How Aziz Ansari’s comedy changed

He voices “millennial” in his new Netflix standup special, but is prematurely transformed into an older, ‘intelligent owl’ persona

As a comedian, Aziz Ansari’s greatest strength has always been his ability to skewer the hypocrisy of both millennials and boomers – often during the same routine. He makes this loud-pitched, high-pitched voice for millennials and their parents the suitably faux-husky. At the distribution level, it’s not as efficient as (Dave) Chappelle, but the writing is generally excellent. In Ansari’s latest Netflix standup special,night club comedian(filmed in front of a small audience in New York’s Comedy Cellar a few months earlier), a similar routine talks about how poor working conditions and stagnant wages caused many working-class Americans to become oppressive. Leaving industrial jobs for over a decade. And as Ansari points out, Covid-19 has only made things worse.

Adding Avocado and TikTok

“Have you just been to Chipotle in Pennsylvania? It’s intense! It’s like Covid (…) to Chipotle,” says Ansari, before launching into a hilarious parody of a troubled Chipotle manager. “We have no There is no guacamole! There’s a shortage of avocados and our guacamole guy quit last week and now he’s making $50,000 guacamole videos on TikTok.

See how 38-year-old Ansari uses avocado and TikTok in this joke: They’ve been narrative icons, almost, for millennia. Scour the surface of the joke and you’ll see that it’s actually dense with meaning – the vagaries of the ‘influential economy’, the decay of old US manufacturing centers, the very real economic crisis that COVID has created and so on. This is Ansari’s strength: writing contrasting routines that cover topics wildly disparate in contemporary America. His Netflix show Master of None is still one of the smartest, funniest contemporary dating customs around.

He’s quicker and appears to be clearly less playful and low on energy – this was a comedian bouncing off practically every step he did. Earlier there were a lot of hand gestures and silly voices and visual humor—not so much now.

Ansari draws a similar sleight-of-hand, criticizing ‘sustainability’ and ‘wellness’ ecosystems – places that, too often, see the absence of original ideas or innovation. In this routine Ansari once again brings out his “millennial” voice and, this time, accelerates until it all turns into a confusing ball of jargon.

“Maybe I should invest more in crypto? Mathias, are you going to the event tonight? There’s going to be a new pop-up to this collaboration, like Travis Scott is doing with Citibank and Chips Ahoy and they These limited-edition chips are selling Ahoy, like, emerging artists and whenever you go. Get this limited-edition tote bag with this limited-edition t-shirt from, like, eco-friendly emerging streetwear brand and when you go. Coming home, the tote bag turns into like, NFTs and, like, the NFTs start to deejay … and it’s all sustainable.”

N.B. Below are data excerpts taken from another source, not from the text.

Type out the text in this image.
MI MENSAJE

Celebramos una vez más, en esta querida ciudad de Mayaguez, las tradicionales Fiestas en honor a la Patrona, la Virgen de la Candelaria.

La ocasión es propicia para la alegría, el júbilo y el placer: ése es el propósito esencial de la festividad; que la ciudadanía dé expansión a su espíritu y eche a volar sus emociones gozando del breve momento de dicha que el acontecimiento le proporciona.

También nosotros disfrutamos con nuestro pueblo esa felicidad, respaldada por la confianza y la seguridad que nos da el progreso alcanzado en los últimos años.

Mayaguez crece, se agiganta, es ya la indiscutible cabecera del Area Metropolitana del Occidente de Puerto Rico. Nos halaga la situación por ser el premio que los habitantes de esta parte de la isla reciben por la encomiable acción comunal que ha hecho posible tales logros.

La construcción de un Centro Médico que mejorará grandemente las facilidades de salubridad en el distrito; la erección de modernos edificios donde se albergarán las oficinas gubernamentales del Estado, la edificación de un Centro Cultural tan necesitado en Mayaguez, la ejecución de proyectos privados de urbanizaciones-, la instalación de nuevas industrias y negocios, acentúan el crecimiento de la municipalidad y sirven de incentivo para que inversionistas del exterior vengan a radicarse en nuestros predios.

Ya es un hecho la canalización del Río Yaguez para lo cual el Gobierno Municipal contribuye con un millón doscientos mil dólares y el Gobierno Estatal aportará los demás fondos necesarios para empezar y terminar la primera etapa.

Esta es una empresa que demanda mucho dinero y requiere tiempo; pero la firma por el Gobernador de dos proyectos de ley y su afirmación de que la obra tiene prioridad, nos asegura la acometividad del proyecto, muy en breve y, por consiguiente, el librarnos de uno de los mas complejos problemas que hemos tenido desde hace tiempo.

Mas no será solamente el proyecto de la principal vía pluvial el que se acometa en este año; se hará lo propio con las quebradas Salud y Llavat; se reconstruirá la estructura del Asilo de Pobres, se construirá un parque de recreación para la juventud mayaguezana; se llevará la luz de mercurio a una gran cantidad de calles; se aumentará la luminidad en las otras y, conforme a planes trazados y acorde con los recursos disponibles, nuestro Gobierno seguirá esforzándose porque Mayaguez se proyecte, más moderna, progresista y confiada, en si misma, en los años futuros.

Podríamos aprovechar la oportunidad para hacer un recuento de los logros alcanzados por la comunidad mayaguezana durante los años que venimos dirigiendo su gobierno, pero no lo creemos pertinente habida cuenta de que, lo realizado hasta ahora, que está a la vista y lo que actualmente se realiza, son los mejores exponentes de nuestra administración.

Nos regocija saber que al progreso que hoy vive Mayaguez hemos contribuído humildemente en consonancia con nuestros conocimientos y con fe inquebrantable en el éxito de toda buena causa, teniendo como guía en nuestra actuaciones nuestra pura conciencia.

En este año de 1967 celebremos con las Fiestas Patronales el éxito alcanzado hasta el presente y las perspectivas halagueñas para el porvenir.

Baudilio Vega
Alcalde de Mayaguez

Quiet, with a disdain for online culture

In 2018, Ansari was accused of sexual misconduct by an anonymous woman who was interviewed bybabe.net. It is fair to say that these allegations, some of which he addressed during his last specialroad to nowhere, has drastically changed Ansari’s comedy style, and not all changes have been for the better. He’s quicker and appears to be clearly less playful and low on energy – this was a comedian bouncing off practically every step he did. There were a lot of hand gestures and silly voices and visual humor before—not so much now. Instead, there is now a certain bitter and battered wisdom in his jokes, as if he had prematurely transformed into an old, ‘wise owl’ persona.

Ansari kept making joke after joke about how we were all trying to “wake out” each other and it was becoming increasingly difficult to see these jokes as anything other than vengeance. At one point he even went on the “how can you trust anything on the Internet” garden path, for good measure, saying “this is the era of ‘alternative facts'”.

Innight club comedianThere is an extended talk about Ansari not trusting technology anymore, since the wave of criticism he received on social media in 2018. He uses a flip phone now: “If I want to text someone, I have to say something really specific. Them!” He also says: “It works… I got my mind back, ya know?”

One step up from 2019

These are mild bitter feelings expressed by a person who feels harsh in the court of public opinion. this bitterness got worseroad to nowhereFor me when I saw the show live in New Delhi in May 2019 (Hannibal Buress was opening for Ansari in a massively packed house). Ansari kept making joke after joke about how we were all trying to “wake out” each other and it was becoming increasingly difficult to see these jokes as anything other than vengeance. At one point he walked down the “how can you believe anything on the Internet” garden path, for good measure, adding that “this is the era of ‘alternative facts'”, referring to an Orwellian neologism usually called Kellyanne Conway. He was once a senior counselor in Trump’s White House.

Luckily,night club comedian, at a runtime of about 30 minutes, is too small to accommodate such pettiness. Hence, it is counted among the better recent works of Ansari. One hopes that going forward, he keeps the bitterness and meanness to a minimum and channelizes more of that ‘wise owl’ energy.